Sexual health services are at “a tipping point” with clinics unable to keep up with demand for tests and treatment, local council leaders have warned.
Central government cuts to local authorities’ public health budgets have left sexual health services struggling to cope with a 25% rise in patients seeking help over the last five years, the Local Government Association claims.
People with sexually transmitted infections face longer waits to see a specialist, and efforts to tackle outbreaks of STIs could be hit, the cross-party body says.
Whitehall-ordered cuts of £531m to public health budgets – almost a tenth of the total – “has left local authorities struggling to keep up with increased demand for sexual health services”.
The number of people attending sexual health clinics in England grew from 1.94 million in 2012 to 2.46 million last year, a rise of 25%. But the government clawed back £200m of the money it was due to give councils in 2015-16 for public health schemes and is cutting another £331m by 2020-21.
Councillor Izzi Seccombe, chairman of the LGA’s community wellbeing board, said: “We are concerned that this will see waiting times start to increase and patient experience deteriorate.
“The reduction in public health funding could also compound problems further and impact on councils’ ability to meet demand and respond to unforeseen outbreaks. We cannot tackle this by stretching services even thinner.”
Councils are being forced to cut funding for sexual health despite the growing number of people being infected with syphilis and gonorrhoea. There were 5,920 cases of syphilis in England last year, 12% more than in 2015 and the highest number recorded since 1949. However, the 420,000 diagnoses of an STI during 2016 were 4% fewer than the year before.
Health groups responded with alarm and said delays in treatment could lead to the wider spread of STIs.
Helen Donovan, the Royal College of Nursing’s professional lead for nursing, said: “Delayed appointments risk further transmission, potentially turning individual cases into a much wider public health issue.
“These worrying figures whow how the government is undermining decades of progress in sexual health.”
The Royal Society for Public Health claimed that sexual health services were already “at breaking point” after £64m of “relentless and quite brutal” cuts over the past four years.
Duncan Stephenson, its director of external affairs, said: “With continued increases in rates of STIs such as syphilis, the recent decision not to extend the HPV vaccination to boys and the future threats posed by issues such as drug resistant gonorrhoea, the government is rolling the dice with the public’s sexual health.”
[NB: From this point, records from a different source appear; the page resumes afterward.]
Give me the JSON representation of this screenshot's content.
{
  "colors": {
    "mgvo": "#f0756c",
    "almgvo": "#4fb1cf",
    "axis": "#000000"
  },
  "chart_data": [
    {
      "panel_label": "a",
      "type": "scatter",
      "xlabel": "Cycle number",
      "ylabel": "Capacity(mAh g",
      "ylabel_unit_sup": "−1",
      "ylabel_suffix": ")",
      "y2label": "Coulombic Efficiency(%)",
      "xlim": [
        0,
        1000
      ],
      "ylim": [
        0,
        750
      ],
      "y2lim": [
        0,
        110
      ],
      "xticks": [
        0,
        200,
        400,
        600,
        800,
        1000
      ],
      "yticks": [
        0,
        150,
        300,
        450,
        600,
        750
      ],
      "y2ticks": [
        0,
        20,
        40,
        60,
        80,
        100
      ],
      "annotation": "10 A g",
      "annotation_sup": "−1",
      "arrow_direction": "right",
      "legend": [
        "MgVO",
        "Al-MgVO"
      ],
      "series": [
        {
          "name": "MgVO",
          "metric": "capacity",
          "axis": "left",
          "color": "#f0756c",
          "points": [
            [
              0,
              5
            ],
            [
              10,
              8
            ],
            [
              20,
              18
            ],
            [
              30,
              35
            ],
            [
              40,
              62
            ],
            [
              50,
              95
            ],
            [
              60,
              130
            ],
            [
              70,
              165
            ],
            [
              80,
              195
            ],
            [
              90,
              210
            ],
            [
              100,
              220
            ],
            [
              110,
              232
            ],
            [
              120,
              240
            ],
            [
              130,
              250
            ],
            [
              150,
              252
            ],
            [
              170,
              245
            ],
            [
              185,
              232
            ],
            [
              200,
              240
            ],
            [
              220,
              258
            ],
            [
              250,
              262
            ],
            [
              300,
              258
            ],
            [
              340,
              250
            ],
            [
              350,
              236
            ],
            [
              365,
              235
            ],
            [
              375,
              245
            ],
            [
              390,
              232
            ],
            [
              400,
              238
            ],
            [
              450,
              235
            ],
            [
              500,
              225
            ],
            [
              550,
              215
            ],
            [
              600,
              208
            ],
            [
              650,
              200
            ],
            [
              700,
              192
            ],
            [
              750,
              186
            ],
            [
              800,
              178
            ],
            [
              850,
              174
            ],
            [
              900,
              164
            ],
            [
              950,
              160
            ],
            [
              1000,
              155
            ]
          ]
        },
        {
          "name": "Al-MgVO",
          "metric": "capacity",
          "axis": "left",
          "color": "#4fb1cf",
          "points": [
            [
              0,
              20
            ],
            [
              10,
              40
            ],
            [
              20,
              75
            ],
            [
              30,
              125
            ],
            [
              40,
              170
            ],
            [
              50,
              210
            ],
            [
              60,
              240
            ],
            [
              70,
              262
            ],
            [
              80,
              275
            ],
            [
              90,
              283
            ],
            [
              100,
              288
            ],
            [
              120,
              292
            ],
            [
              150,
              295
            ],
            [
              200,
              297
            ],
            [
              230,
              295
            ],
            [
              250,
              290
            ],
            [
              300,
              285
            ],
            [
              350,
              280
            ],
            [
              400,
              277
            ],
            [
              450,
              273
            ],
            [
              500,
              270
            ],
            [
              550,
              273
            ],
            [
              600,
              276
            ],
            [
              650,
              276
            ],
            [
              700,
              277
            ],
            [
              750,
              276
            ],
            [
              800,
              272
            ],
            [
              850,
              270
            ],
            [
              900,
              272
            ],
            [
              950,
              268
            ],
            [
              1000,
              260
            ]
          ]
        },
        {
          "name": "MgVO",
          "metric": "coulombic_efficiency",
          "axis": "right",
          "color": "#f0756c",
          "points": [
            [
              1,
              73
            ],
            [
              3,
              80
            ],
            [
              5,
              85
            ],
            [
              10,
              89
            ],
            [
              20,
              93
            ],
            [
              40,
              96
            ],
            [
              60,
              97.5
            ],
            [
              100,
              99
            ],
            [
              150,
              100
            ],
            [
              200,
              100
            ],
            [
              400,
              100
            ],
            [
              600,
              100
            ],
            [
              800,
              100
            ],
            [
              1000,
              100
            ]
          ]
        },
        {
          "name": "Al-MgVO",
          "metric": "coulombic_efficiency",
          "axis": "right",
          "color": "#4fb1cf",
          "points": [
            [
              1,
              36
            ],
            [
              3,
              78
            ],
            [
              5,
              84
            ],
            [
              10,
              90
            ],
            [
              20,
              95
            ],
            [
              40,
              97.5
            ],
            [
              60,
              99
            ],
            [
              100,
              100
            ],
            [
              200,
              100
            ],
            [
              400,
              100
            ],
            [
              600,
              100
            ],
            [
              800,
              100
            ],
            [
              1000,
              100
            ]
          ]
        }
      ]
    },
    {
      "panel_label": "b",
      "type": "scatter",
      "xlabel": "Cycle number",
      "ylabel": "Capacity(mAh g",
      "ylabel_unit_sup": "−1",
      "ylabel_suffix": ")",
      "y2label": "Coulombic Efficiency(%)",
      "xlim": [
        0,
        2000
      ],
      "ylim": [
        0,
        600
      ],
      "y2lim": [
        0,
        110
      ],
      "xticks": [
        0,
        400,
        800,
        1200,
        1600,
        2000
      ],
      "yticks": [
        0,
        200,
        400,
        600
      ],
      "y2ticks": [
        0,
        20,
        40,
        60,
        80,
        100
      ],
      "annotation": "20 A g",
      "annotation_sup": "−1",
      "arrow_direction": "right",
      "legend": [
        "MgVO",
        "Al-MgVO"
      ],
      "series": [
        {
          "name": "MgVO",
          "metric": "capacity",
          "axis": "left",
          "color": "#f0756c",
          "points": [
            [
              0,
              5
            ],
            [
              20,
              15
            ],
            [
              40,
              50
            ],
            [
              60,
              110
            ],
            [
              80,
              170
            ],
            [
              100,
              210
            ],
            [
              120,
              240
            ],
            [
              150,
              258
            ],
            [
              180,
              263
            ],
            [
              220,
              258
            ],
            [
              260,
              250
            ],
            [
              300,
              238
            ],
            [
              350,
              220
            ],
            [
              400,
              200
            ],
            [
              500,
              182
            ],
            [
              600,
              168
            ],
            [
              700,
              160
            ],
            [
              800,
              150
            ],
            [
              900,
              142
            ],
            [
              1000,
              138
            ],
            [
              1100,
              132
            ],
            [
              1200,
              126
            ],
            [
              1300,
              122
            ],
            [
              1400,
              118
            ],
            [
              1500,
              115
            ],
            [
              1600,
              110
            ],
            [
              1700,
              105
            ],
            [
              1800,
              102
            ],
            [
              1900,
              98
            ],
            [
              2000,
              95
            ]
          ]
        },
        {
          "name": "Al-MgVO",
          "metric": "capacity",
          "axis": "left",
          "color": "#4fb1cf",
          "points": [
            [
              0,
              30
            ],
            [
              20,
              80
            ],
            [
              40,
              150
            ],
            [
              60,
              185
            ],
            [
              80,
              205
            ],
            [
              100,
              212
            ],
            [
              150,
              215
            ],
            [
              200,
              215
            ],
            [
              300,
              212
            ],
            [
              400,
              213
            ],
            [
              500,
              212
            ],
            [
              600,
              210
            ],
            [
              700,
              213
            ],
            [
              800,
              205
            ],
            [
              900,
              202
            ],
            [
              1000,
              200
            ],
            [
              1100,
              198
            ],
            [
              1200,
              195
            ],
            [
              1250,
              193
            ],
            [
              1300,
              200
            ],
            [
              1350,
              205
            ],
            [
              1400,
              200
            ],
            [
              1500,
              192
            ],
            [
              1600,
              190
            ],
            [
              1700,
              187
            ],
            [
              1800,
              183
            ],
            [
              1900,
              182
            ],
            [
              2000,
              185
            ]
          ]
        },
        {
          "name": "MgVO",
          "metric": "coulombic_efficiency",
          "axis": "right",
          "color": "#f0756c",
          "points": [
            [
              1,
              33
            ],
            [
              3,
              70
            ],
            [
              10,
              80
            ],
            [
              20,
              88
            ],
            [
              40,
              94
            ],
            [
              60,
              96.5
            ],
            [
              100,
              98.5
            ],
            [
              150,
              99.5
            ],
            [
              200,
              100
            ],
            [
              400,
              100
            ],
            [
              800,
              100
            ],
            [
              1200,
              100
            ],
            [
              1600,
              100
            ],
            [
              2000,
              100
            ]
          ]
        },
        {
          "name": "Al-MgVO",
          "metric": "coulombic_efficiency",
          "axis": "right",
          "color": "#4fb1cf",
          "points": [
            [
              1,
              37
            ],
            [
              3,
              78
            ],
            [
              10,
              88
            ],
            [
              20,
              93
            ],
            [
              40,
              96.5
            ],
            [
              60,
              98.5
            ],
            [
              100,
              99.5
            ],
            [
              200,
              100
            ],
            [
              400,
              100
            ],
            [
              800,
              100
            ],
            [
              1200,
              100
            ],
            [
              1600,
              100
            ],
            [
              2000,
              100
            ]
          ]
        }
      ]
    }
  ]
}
The Department of Health’s own research shows that every £1 spent on sexual health services, including contraception, saves the public purse £11 in the long-term as a result of fewer unintended pregancies, for example. “The short-sightedness of leaving these services without adequate funding for their rising demand is the falsest of false economies,” added Stephenson.
Councils in England have been responsible for commissioning most sexual health services since the coalition’s shake-up of the NHS took effect in 2013. Recent research by the King’s Fund health thinktank found that councils are spending £30m less this year than last year on contraception and STI services.
Public health experts argue that cutting budgets in that area contradicts the health secretary Jeremy Hunt’s admission that tackling key public health challenges helps to narrow health inequalities.
The Department of Health said: “Sexual transmitted infections, including HIV, are continuing to fall and over the current spending period we will invest more than £16bn in local government public health services. In addition, as part of the wider national HIV prevention programme, NHS England and Public Health England will be launching a major pioneering trial soon, providing PrEP to more than 10,000 people.”